China’s environmental problems are causing significant health and economic issues for the country. Coal burning is having a serious impact on people’s health. But China’s pollution is also affecting the economy; between 2000 and 2010 an annual loss of 6.5 per cent of GDP was attributed to pollution and this figure is increasing with industrialisation.
It’s no secret that China is facing serious environmental problems. We’ve seen this “economic prosperity first, environmental protection later” pattern before. Ever since the country opened up and started taking reforms seriously, developed countries have been patting China on the back for their substantial economic growth, while simultaneously shaking their heads at the massive environmental destruction.
But while developed countries point fingers at China and are disappointed with the environmental degradation, they don’t realise they are being hypocritical. They seem to have conveniently forgotten that they did the exact same thing years ago.

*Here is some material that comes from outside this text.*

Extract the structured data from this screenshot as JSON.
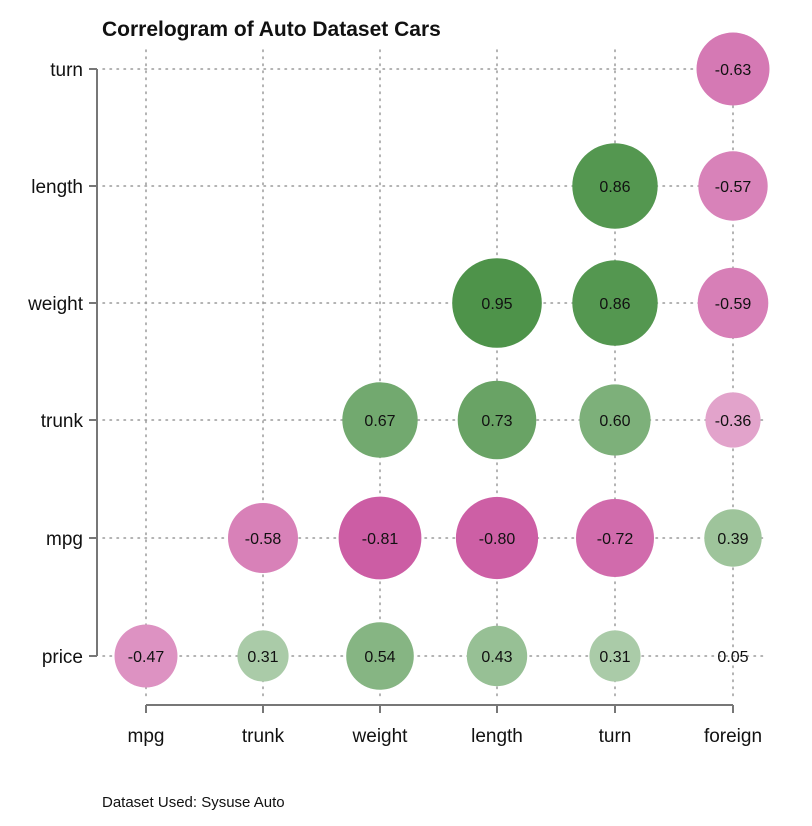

Today the US and Britain appear to be highly developed countries, with far less pollution than China. However, we’ve forgotten that they are like this because they were fortunate to have gone through their industrial revolutions more than 200 years ago. Both countries began industrialising around the 1800s, but it wasn’t until the late 1900s that the American and British governments took any environmental action.
When the US and Britain finally took their first real steps to protect the environment, their GDP was similar to what China’s was in 2013: 6,626.
At the same time as these changes were taking place in the US and Britain, China was still in the middle of the Cultural Revolution, with a GDP of 112 in 1970. That means that in just 30 years, they have made serious progress, both economically and environmentally.
The US and Britain went through 100 years of industrial revolution before they stopped to think about the environment. China on the other hand, brought in environmental laws at the same time as industrial changes. Instead of talking down to China, the US and UK should encourage her to continue to make better decisions than they did.